Another Russian agent in exile, another poisoning in England. Former Russian intelligence officer Sergei Skripal, 66, and his daughter Yulia, 33, were found unconscious on a bench in Salisbury on Sunday and are in critical condition. Mr. Skripal was a double agent for the British intelligence service MI6. He was sentenced to 13 years for spying, but he and other agents were exchanged in Vienna in 2010 for 10 Russian agents arrested in the U.S. The Skripals have been living openly in Britain.
Scotland Yard called the attack “a major incident involving attempted murder by administration of a nerve agent.” A police officer who found the Skripals fell seriously ill.

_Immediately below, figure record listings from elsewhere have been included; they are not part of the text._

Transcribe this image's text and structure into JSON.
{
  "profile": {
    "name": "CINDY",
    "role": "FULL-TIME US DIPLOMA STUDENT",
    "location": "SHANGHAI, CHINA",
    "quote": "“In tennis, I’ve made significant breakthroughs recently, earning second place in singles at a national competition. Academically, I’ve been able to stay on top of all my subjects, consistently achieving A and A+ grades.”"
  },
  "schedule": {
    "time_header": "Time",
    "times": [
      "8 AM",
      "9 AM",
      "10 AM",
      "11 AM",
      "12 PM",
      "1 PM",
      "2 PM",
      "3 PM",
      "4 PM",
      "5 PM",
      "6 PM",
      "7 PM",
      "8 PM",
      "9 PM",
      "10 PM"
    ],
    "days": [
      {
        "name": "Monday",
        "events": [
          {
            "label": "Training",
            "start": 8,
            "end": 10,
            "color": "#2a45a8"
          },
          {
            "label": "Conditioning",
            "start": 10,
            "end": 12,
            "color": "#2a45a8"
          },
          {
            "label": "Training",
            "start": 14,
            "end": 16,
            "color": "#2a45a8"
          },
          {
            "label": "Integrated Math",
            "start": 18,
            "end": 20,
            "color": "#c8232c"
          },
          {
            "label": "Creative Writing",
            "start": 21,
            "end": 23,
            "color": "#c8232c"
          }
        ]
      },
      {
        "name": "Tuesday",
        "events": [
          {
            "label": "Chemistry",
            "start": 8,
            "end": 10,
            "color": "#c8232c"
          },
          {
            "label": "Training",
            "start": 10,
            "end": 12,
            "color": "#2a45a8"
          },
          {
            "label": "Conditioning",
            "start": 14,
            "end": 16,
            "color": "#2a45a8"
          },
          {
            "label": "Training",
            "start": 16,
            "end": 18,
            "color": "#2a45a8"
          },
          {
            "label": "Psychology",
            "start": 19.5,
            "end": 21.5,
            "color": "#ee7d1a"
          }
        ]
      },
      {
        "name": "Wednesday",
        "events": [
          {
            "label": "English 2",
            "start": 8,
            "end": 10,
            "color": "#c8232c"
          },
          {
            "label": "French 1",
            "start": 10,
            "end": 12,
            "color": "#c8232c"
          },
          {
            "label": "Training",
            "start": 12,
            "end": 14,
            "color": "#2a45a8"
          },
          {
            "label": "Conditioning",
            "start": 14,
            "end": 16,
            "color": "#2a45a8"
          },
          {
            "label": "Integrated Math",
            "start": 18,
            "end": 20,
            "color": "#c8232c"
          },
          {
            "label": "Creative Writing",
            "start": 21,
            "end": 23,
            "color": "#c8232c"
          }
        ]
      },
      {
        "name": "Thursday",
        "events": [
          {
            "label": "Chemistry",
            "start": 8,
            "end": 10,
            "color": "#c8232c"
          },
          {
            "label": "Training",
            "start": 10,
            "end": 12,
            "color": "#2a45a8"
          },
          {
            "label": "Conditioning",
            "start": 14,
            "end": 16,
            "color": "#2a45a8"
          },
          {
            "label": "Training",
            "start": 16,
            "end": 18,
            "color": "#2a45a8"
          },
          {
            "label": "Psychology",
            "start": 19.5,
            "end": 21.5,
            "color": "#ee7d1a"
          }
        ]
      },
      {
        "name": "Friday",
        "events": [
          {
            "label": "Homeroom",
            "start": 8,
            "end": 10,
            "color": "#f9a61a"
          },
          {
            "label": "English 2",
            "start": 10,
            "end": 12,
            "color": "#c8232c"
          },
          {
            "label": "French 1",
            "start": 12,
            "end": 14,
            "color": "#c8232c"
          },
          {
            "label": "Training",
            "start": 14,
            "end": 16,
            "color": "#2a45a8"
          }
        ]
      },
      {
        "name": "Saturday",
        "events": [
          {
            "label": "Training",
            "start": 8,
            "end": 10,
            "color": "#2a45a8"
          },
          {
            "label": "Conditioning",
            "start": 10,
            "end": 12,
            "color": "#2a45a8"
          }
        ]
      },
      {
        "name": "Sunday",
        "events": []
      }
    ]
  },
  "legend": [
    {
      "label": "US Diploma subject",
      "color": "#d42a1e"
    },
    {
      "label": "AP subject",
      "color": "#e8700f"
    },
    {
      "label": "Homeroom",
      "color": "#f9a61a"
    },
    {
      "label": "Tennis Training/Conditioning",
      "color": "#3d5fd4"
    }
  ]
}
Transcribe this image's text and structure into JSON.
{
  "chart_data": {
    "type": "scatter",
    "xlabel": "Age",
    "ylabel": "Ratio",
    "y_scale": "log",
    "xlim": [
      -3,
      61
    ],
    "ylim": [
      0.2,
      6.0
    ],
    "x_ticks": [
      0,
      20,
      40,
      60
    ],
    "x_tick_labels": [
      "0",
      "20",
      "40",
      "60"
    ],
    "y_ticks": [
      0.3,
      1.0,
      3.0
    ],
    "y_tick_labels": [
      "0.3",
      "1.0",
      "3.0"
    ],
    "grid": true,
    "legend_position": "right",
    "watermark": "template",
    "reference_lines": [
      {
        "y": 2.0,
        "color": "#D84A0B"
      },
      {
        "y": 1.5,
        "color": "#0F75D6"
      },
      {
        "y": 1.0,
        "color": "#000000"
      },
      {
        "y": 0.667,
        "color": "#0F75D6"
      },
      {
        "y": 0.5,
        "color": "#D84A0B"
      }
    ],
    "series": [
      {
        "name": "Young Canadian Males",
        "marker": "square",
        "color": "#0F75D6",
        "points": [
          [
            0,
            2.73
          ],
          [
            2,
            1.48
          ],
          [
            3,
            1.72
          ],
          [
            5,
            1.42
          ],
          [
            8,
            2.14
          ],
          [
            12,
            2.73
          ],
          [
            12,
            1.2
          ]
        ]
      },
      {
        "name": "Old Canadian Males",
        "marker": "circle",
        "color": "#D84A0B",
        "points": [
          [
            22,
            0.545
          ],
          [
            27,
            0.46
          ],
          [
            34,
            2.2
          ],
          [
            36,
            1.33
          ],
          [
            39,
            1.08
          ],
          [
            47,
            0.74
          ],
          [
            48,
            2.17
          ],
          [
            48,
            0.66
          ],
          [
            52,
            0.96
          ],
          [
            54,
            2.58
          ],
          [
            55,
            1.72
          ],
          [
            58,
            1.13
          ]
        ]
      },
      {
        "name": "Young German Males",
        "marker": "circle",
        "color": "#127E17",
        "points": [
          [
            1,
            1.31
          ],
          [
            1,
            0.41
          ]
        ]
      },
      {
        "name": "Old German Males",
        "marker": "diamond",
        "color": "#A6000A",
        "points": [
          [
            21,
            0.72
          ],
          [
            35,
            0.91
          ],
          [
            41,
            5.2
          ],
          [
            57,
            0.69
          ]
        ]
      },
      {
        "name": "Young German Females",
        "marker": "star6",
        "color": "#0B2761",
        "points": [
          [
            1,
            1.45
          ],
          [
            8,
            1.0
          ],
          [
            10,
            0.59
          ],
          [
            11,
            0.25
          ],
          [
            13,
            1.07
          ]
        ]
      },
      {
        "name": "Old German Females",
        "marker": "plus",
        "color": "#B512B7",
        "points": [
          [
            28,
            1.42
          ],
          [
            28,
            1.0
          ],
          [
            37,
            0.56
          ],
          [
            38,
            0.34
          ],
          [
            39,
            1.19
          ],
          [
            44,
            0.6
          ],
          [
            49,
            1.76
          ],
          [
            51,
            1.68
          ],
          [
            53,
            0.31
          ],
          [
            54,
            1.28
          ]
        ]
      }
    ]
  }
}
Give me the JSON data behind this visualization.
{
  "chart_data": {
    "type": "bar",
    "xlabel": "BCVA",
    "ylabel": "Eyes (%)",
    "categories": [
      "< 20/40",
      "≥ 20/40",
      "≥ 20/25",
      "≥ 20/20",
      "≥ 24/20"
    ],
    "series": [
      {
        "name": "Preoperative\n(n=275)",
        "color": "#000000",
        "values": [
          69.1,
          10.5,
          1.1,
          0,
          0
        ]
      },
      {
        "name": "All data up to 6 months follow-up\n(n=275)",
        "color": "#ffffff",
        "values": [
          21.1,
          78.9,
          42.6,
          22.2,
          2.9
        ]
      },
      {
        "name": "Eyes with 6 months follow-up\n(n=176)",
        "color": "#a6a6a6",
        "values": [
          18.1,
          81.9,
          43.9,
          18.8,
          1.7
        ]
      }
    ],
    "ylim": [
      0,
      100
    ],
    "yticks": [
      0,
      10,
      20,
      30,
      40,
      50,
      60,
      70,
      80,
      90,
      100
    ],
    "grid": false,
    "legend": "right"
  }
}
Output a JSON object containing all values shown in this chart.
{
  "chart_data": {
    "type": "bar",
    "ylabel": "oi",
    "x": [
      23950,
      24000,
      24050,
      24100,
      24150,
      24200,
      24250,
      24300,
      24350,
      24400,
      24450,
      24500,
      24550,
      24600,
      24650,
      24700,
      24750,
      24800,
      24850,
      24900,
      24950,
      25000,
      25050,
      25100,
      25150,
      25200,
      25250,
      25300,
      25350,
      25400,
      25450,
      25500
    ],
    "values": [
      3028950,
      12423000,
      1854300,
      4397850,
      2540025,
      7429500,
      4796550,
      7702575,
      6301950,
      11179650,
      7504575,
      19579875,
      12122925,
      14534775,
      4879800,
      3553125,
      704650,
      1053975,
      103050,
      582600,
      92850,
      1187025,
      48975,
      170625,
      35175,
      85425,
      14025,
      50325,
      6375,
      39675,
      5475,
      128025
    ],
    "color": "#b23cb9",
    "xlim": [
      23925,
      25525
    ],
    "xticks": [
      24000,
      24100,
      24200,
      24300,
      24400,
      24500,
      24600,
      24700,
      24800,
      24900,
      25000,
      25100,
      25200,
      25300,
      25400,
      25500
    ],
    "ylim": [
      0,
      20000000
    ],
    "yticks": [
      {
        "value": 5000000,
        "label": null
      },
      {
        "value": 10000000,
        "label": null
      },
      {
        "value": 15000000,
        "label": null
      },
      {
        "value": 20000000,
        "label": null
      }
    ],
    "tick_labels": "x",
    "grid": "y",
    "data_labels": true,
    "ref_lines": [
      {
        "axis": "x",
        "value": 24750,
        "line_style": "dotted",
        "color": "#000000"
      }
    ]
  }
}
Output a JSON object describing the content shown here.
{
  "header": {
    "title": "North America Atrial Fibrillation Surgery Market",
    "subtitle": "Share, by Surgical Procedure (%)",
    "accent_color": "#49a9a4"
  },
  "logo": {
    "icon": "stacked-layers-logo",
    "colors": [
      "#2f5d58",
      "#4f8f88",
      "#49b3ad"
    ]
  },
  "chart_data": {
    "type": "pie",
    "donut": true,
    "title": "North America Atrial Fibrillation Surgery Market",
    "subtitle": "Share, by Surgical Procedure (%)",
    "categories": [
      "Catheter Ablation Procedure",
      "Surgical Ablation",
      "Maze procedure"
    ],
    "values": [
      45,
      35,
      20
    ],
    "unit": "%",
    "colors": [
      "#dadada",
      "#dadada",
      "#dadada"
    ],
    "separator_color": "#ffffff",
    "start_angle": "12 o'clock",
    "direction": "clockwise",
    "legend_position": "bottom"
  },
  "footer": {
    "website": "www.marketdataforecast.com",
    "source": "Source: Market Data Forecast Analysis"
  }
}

The poisoning echoes the attack that killed Kremlin critic Alexander Litvinenko in November 2006. A British inquiry concluded that the operation to slip polonium into his tea in a London hotel “was probably approved’’ by Vladimir Putin. Yet Britain made only modest protests, and the accused killers, Andrei Lugovoi and Dmitri Kovtun, remain at large in Russia despite British demands for extradition.
The obvious suspicion is that the Russians wanted Mr. Skripal dead, and his son and brother have died in unexplained circumstances in the last two years. Mr. Putin is a former KGB agent, so you can draw your own conclusions about the role of the Kremlin. As a demonstration of Russian ruthlessness, the poisoning is more evidence of the nature of the Moscow regime.